Sous la tente de fortune, des brocolis un peu fatigués attendent patiemment qu'on les traite, comme les pains mollement étendus sur les tréteaux. Il pleut à verse sur la place de la République. La «cantine prix libre» n'est pas encore ouverte, il n'y a personne à la commission restauration, et tout le monde se renvoie le journaliste comme une patate chaude : «Ah non, moi je fais juste les pancartes, allez voir là-bas !» Sur le présentoir : sandwiches, soupes à base de récup de Rungis ou d'achats faits grâce à des dons, préparés par des bénévoles, à côté des stands de merguez et de kebabs, payants, eux.
Heureusement, le dialogue a pu se faire par voie de mails avec un porte-parole du mouvement, expliquant que «la cantine à prix libre s'est imposée dès le départ pour nourrir les participants. Sans énergie, on ne peut pas réfléchir ni se battre». C'est certain. «Le mouvement n'a pas pour but de faire de l'argent, donc aucun prix n'est fixé et chacun donne ce qu'il peut en fonction de ses moyens et de la valeur qu'il donne à la nourriture qui lui est proposée.» Avec les revenus des ventes, la commission cantine «dégage ensuite des bénéfices qui permettent d'acheter de la nourriture et des boissons, mais aussi de s'équiper en bâches ou en matériel électronique.» A défaut d'explication à Répu sur la notion de prix libre, en cette heure de rush aux fourneaux, détour par ceux qui ont déjà expérimenté la chose.
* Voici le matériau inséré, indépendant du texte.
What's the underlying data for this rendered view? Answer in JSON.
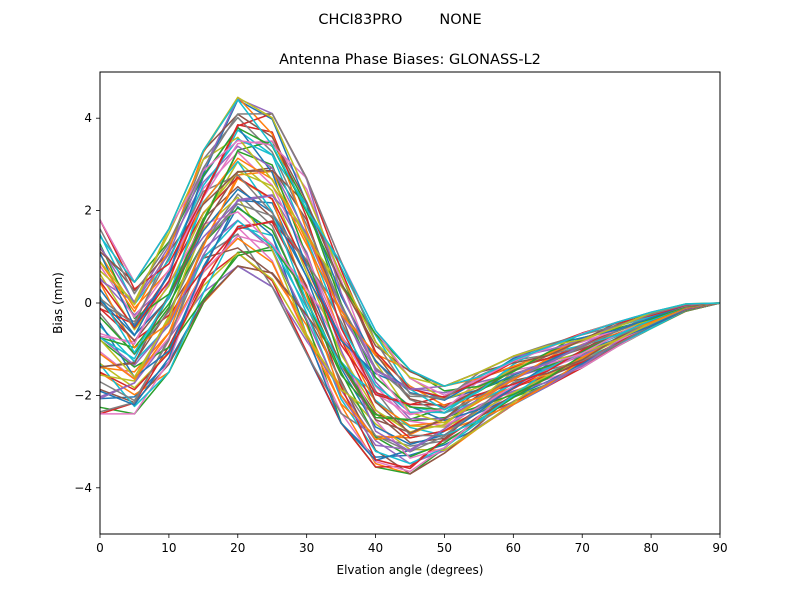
{
  "figure": {
    "suptitle": "CHCI83PRO        NONE"
  },
  "chart_data": {
    "type": "line",
    "title": "Antenna Phase Biases: GLONASS-L2",
    "xlabel": "Elvation angle (degrees)",
    "ylabel": "Bias (mm)",
    "xlim": [
      0,
      90
    ],
    "ylim": [
      -5,
      5
    ],
    "xticks": [
      0,
      10,
      20,
      30,
      40,
      50,
      60,
      70,
      80,
      90
    ],
    "yticks": [
      -4,
      -2,
      0,
      2,
      4
    ],
    "grid": false,
    "legend": "none",
    "x": [
      0,
      5,
      10,
      15,
      20,
      25,
      30,
      35,
      40,
      45,
      50,
      55,
      60,
      65,
      70,
      75,
      80,
      85,
      90
    ],
    "series_count": 60,
    "envelope_note_values": {
      "upper": [
        1.8,
        0.45,
        1.6,
        3.3,
        4.45,
        4.1,
        2.7,
        0.9,
        -0.6,
        -1.45,
        -1.8,
        -1.5,
        -1.15,
        -0.9,
        -0.65,
        -0.42,
        -0.2,
        -0.02,
        0.0
      ],
      "lower": [
        -2.4,
        -2.4,
        -1.5,
        0.0,
        0.8,
        0.35,
        -1.1,
        -2.6,
        -3.55,
        -3.7,
        -3.25,
        -2.7,
        -2.2,
        -1.8,
        -1.4,
        -0.95,
        -0.55,
        -0.18,
        0.0
      ]
    },
    "series_colors": [
      "#1f77b4",
      "#ff7f0e",
      "#2ca02c",
      "#d62728",
      "#9467bd",
      "#8c564b",
      "#e377c2",
      "#7f7f7f",
      "#bcbd22",
      "#17becf"
    ]
  }
}
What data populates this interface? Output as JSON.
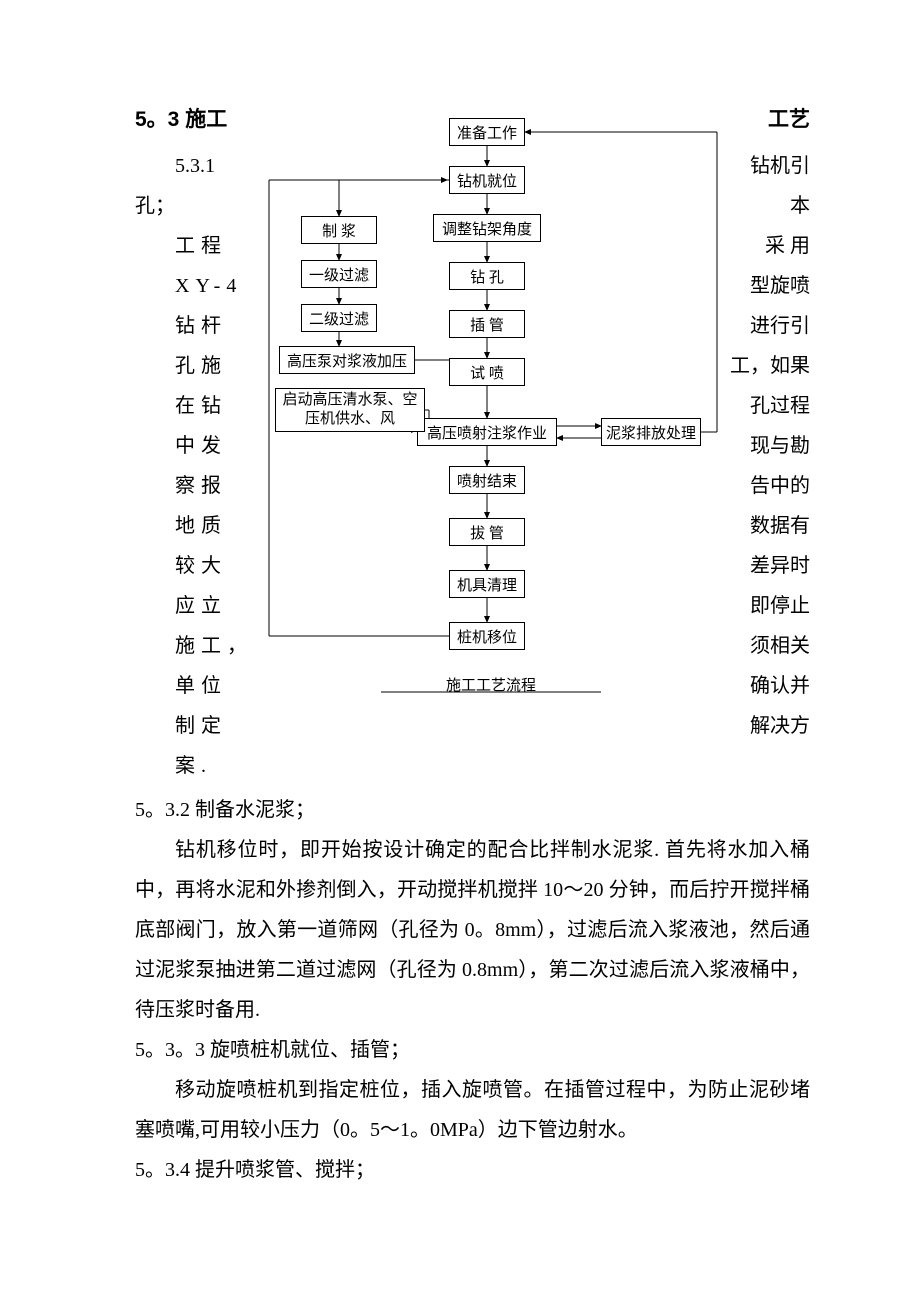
{
  "heading": {
    "num": "5。3",
    "title_left": "施工",
    "title_right": "工艺"
  },
  "section_531": {
    "num": "5.3.1",
    "right": "钻机引",
    "left2": "孔；",
    "right2": "本",
    "rows": [
      {
        "l": "工程",
        "r": "采  用"
      },
      {
        "l": "XY-4",
        "r": "型旋喷"
      },
      {
        "l": "钻杆",
        "r": "进行引"
      },
      {
        "l": "孔施",
        "r": "工，如果"
      },
      {
        "l": "在钻",
        "r": "孔过程"
      },
      {
        "l": "中发",
        "r": "现与勘"
      },
      {
        "l": "察报",
        "r": "告中的"
      },
      {
        "l": "地质",
        "r": "数据有"
      },
      {
        "l": "较大",
        "r": "差异时"
      },
      {
        "l": "应立",
        "r": "即停止"
      },
      {
        "l": "施工，",
        "r": "须相关"
      },
      {
        "l": "单位",
        "r": "确认并"
      },
      {
        "l": "制定",
        "r": "解决方"
      },
      {
        "l": "案.",
        "r": ""
      }
    ]
  },
  "section_532": {
    "title": "5。3.2 制备水泥浆；",
    "body": "钻机移位时，即开始按设计确定的配合比拌制水泥浆. 首先将水加入桶中，再将水泥和外掺剂倒入，开动搅拌机搅拌 10～20 分钟，而后拧开搅拌桶底部阀门，放入第一道筛网（孔径为 0。8mm），过滤后流入浆液池，然后通过泥浆泵抽进第二道过滤网（孔径为 0.8mm），第二次过滤后流入浆液桶中，待压浆时备用."
  },
  "section_533": {
    "title": "5。3。3 旋喷桩机就位、插管；",
    "body": "移动旋喷桩机到指定桩位，插入旋喷管。在插管过程中，为防止泥砂堵塞喷嘴,可用较小压力（0。5～1。0MPa）边下管边射水。"
  },
  "section_534": {
    "title": "5。3.4 提升喷浆管、搅拌；"
  },
  "flowchart": {
    "caption": "施工工艺流程",
    "nodes": {
      "prep": {
        "label": "准备工作"
      },
      "pos": {
        "label": "钻机就位"
      },
      "angle": {
        "label": "调整钻架角度"
      },
      "drill": {
        "label": "钻 孔"
      },
      "insert": {
        "label": "插 管"
      },
      "test": {
        "label": "试 喷"
      },
      "inject": {
        "label": "高压喷射注浆作业"
      },
      "end": {
        "label": "喷射结束"
      },
      "pull": {
        "label": "拔 管"
      },
      "clean": {
        "label": "机具清理"
      },
      "move": {
        "label": "桩机移位"
      },
      "mix": {
        "label": "制 浆"
      },
      "f1": {
        "label": "一级过滤"
      },
      "f2": {
        "label": "二级过滤"
      },
      "press": {
        "label": "高压泵对浆液加压"
      },
      "launch": {
        "label": "启动高压清水泵、空压机供水、风"
      },
      "sludge": {
        "label": "泥浆排放处理"
      }
    },
    "style": {
      "stroke": "#000000",
      "stroke_width": 1,
      "arrow_size": 7
    }
  }
}
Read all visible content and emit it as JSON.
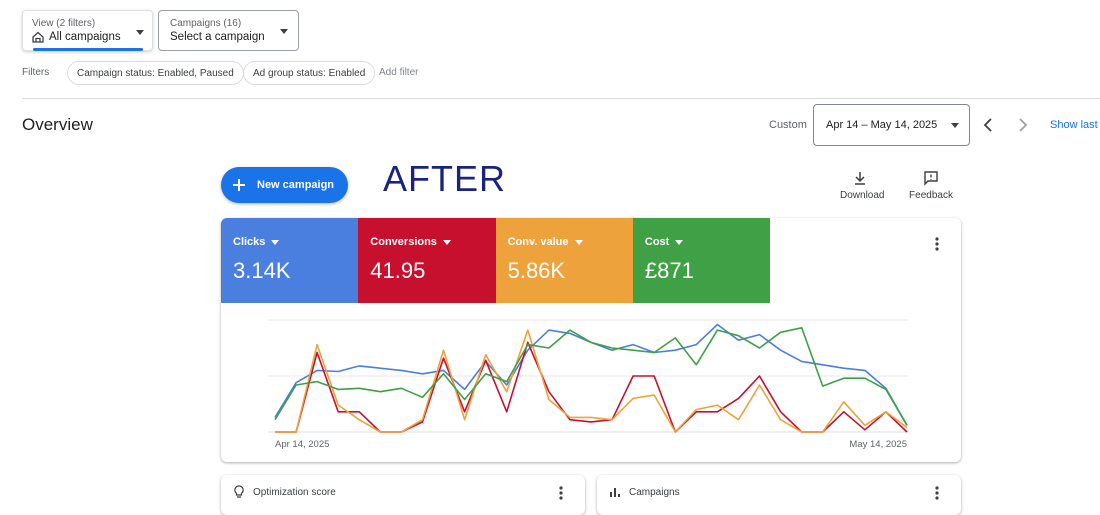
{
  "header": {
    "view_label": "View (2 filters)",
    "view_value": "All campaigns",
    "campaigns_label": "Campaigns (16)",
    "campaigns_value": "Select a campaign",
    "filters_label": "Filters",
    "filter_chips": [
      "Campaign status: Enabled, Paused",
      "Ad group status: Enabled"
    ],
    "add_filter": "Add filter"
  },
  "overview": {
    "title": "Overview",
    "range_label": "Custom",
    "date_range": "Apr 14 – May 14, 2025",
    "show_last": "Show last",
    "new_campaign": "New campaign",
    "annotation": "AFTER",
    "download": "Download",
    "feedback": "Feedback"
  },
  "tiles": [
    {
      "value": "3.14K"
    },
    {
      "value": "41.95"
    },
    {
      "value": "5.86K"
    },
    {
      "value": "£871"
    }
  ],
  "chart_data": {
    "type": "line",
    "categories": [
      "Apr 14, 2025",
      null,
      null,
      null,
      null,
      null,
      null,
      null,
      null,
      null,
      null,
      null,
      null,
      null,
      null,
      null,
      null,
      null,
      null,
      null,
      null,
      null,
      null,
      null,
      null,
      null,
      null,
      null,
      null,
      null,
      "May 14, 2025"
    ],
    "ylim": [
      0,
      100
    ],
    "series": [
      {
        "name": "Clicks",
        "color": "#4a7fe0",
        "values": [
          13,
          44,
          55,
          54,
          59,
          57,
          55,
          52,
          55,
          38,
          63,
          42,
          73,
          91,
          88,
          80,
          73,
          78,
          71,
          73,
          78,
          96,
          82,
          87,
          73,
          63,
          60,
          57,
          55,
          39,
          6
        ]
      },
      {
        "name": "Conversions",
        "color": "#c7102e",
        "values": [
          0,
          0,
          71,
          18,
          18,
          0,
          0,
          9,
          66,
          18,
          64,
          18,
          80,
          36,
          11,
          9,
          11,
          50,
          50,
          0,
          18,
          18,
          30,
          50,
          18,
          0,
          0,
          18,
          2,
          18,
          0
        ]
      },
      {
        "name": "Conv. value",
        "color": "#eea23c",
        "values": [
          0,
          0,
          78,
          24,
          11,
          0,
          0,
          11,
          73,
          11,
          69,
          36,
          91,
          29,
          13,
          13,
          11,
          30,
          33,
          0,
          20,
          24,
          11,
          42,
          11,
          0,
          0,
          27,
          6,
          18,
          4
        ]
      },
      {
        "name": "Cost",
        "color": "#3fa045",
        "values": [
          11,
          42,
          45,
          38,
          39,
          36,
          39,
          31,
          52,
          29,
          52,
          45,
          78,
          75,
          91,
          80,
          75,
          73,
          71,
          84,
          60,
          91,
          86,
          75,
          89,
          93,
          41,
          48,
          48,
          38,
          6
        ]
      }
    ]
  },
  "cards": [
    "Optimization score",
    "Campaigns"
  ]
}
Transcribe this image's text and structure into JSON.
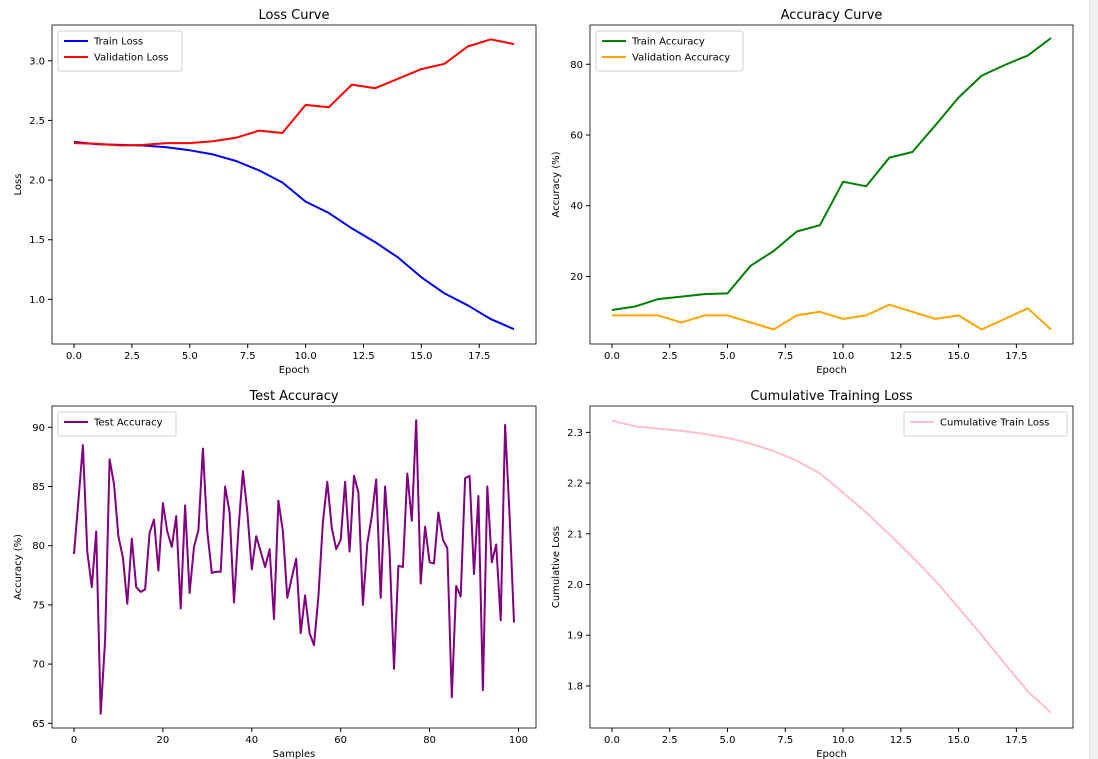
{
  "chart_data": [
    {
      "type": "line",
      "title": "Loss Curve",
      "xlabel": "Epoch",
      "ylabel": "Loss",
      "xlim": [
        -0.95,
        19.95
      ],
      "ylim": [
        0.626,
        3.3
      ],
      "xticks": [
        0,
        2.5,
        5,
        7.5,
        10,
        12.5,
        15,
        17.5
      ],
      "xticklabels": [
        "0.0",
        "2.5",
        "5.0",
        "7.5",
        "10.0",
        "12.5",
        "15.0",
        "17.5"
      ],
      "yticks": [
        1.0,
        1.5,
        2.0,
        2.5,
        3.0
      ],
      "yticklabels": [
        "1.0",
        "1.5",
        "2.0",
        "2.5",
        "3.0"
      ],
      "legend_loc": "upper left",
      "x": [
        0,
        1,
        2,
        3,
        4,
        5,
        6,
        7,
        8,
        9,
        10,
        11,
        12,
        13,
        14,
        15,
        16,
        17,
        18,
        19
      ],
      "series": [
        {
          "name": "Train Loss",
          "color": "#0000ff",
          "values": [
            2.32,
            2.3,
            2.295,
            2.29,
            2.275,
            2.25,
            2.215,
            2.16,
            2.08,
            1.98,
            1.82,
            1.725,
            1.595,
            1.48,
            1.35,
            1.185,
            1.05,
            0.95,
            0.835,
            0.75
          ]
        },
        {
          "name": "Validation Loss",
          "color": "#ff0000",
          "values": [
            2.31,
            2.305,
            2.29,
            2.295,
            2.31,
            2.31,
            2.325,
            2.355,
            2.415,
            2.395,
            2.63,
            2.61,
            2.8,
            2.77,
            2.85,
            2.93,
            2.975,
            3.12,
            3.18,
            3.14
          ]
        }
      ]
    },
    {
      "type": "line",
      "title": "Accuracy Curve",
      "xlabel": "Epoch",
      "ylabel": "Accuracy (%)",
      "xlim": [
        -0.95,
        19.95
      ],
      "ylim": [
        0.9,
        91.1
      ],
      "xticks": [
        0,
        2.5,
        5,
        7.5,
        10,
        12.5,
        15,
        17.5
      ],
      "xticklabels": [
        "0.0",
        "2.5",
        "5.0",
        "7.5",
        "10.0",
        "12.5",
        "15.0",
        "17.5"
      ],
      "yticks": [
        20,
        40,
        60,
        80
      ],
      "yticklabels": [
        "20",
        "40",
        "60",
        "80"
      ],
      "legend_loc": "upper left",
      "x": [
        0,
        1,
        2,
        3,
        4,
        5,
        6,
        7,
        8,
        9,
        10,
        11,
        12,
        13,
        14,
        15,
        16,
        17,
        18,
        19
      ],
      "series": [
        {
          "name": "Train Accuracy",
          "color": "#008000",
          "values": [
            10.5,
            11.5,
            13.6,
            14.3,
            15.0,
            15.2,
            23.0,
            27.2,
            32.7,
            34.5,
            46.8,
            45.5,
            53.6,
            55.2,
            62.8,
            70.6,
            76.8,
            79.8,
            82.5,
            87.4
          ]
        },
        {
          "name": "Validation Accuracy",
          "color": "#ffa500",
          "values": [
            9,
            9,
            9,
            7,
            9,
            9,
            7,
            5,
            9,
            10,
            8,
            9,
            12,
            10,
            8,
            9,
            5,
            8,
            11,
            5
          ]
        }
      ]
    },
    {
      "type": "line",
      "title": "Test Accuracy",
      "xlabel": "Samples",
      "ylabel": "Accuracy (%)",
      "xlim": [
        -4.95,
        103.95
      ],
      "ylim": [
        64.6,
        91.8
      ],
      "xticks": [
        0,
        20,
        40,
        60,
        80,
        100
      ],
      "xticklabels": [
        "0",
        "20",
        "40",
        "60",
        "80",
        "100"
      ],
      "yticks": [
        65,
        70,
        75,
        80,
        85,
        90
      ],
      "yticklabels": [
        "65",
        "70",
        "75",
        "80",
        "85",
        "90"
      ],
      "legend_loc": "upper left",
      "series": [
        {
          "name": "Test Accuracy",
          "color": "#800080",
          "values": [
            79.3,
            83.8,
            88.5,
            79.5,
            76.5,
            81.2,
            65.8,
            72,
            87.3,
            85.2,
            80.8,
            79,
            75.1,
            80.6,
            76.5,
            76.1,
            76.3,
            81.1,
            82.2,
            77.9,
            83.6,
            81.2,
            79.9,
            82.5,
            74.7,
            83.4,
            76,
            79.9,
            81.3,
            88.2,
            81.2,
            77.7,
            77.8,
            77.8,
            85,
            82.8,
            75.2,
            81.3,
            86.3,
            82.9,
            78,
            80.8,
            79.5,
            78.2,
            79.7,
            73.8,
            83.8,
            81.2,
            75.6,
            77.3,
            78.9,
            72.6,
            75.8,
            72.6,
            71.6,
            75.7,
            82,
            85.4,
            81.5,
            79.7,
            80.5,
            85.4,
            79.5,
            85.9,
            84.5,
            75,
            80.2,
            82.5,
            85.6,
            75.6,
            85,
            79.5,
            69.6,
            78.3,
            78.2,
            86.1,
            82.1,
            90.6,
            76.8,
            81.6,
            78.6,
            78.5,
            82.8,
            80.5,
            79.8,
            67.2,
            76.6,
            75.7,
            85.7,
            85.9,
            77.6,
            84.2,
            67.8,
            85,
            78.6,
            80.1,
            73.7,
            90.2,
            82.5,
            73.5
          ]
        }
      ]
    },
    {
      "type": "line",
      "title": "Cumulative Training Loss",
      "xlabel": "Epoch",
      "ylabel": "Cumulative Loss",
      "xlim": [
        -0.95,
        19.95
      ],
      "ylim": [
        1.717,
        2.352
      ],
      "xticks": [
        0,
        2.5,
        5,
        7.5,
        10,
        12.5,
        15,
        17.5
      ],
      "xticklabels": [
        "0.0",
        "2.5",
        "5.0",
        "7.5",
        "10.0",
        "12.5",
        "15.0",
        "17.5"
      ],
      "yticks": [
        1.8,
        1.9,
        2.0,
        2.1,
        2.2,
        2.3
      ],
      "yticklabels": [
        "1.8",
        "1.9",
        "2.0",
        "2.1",
        "2.2",
        "2.3"
      ],
      "legend_loc": "upper right",
      "x": [
        0,
        1,
        2,
        3,
        4,
        5,
        6,
        7,
        8,
        9,
        10,
        11,
        12,
        13,
        14,
        15,
        16,
        17,
        18,
        19
      ],
      "series": [
        {
          "name": "Cumulative Train Loss",
          "color": "#ffc0cb",
          "values": [
            2.323,
            2.312,
            2.307,
            2.303,
            2.297,
            2.289,
            2.278,
            2.263,
            2.244,
            2.219,
            2.181,
            2.142,
            2.099,
            2.054,
            2.007,
            1.954,
            1.9,
            1.844,
            1.789,
            1.747
          ]
        }
      ]
    }
  ]
}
Comme Aladdin, créateur, il y a cinq mois, du Freegan Pony, restau squatteur et antigaspillage alimentaire, à 80 couverts par soir. Si le concept conduit à donner ce que l'on veut, cela ne signifie pas que c'est gratuit : «Le prix libre, ça veut dire la mixité sociale, explique le trentenaire. Contrairement au prix fixe, avec lequel vous avez toute une partie de la population qui ne vient pas, ça permet de réunir ceux qui ont les moyens, et ceux pour qui cinq euros, ça veut dire trois paquets de pâtes pour finir le mois, pas un repas.» Le prix libre, détaille Aladdin, c'est «le prix qu'on estime juste en fonction de ses moyens du moment». Lui ne parle plus de riches ou de pauvres, mais d'une précarité installée, «qui fait qu'un mois j'ai un peu d'argent, le mois suivant que dalle».
Une idée solidement validée par Nuit debout : «C'est également une façon d'instaurer la confiance et de faire appel aux consciences. Finalement, ce prix libre est une belle façon de résumer l'esprit du mouvement.»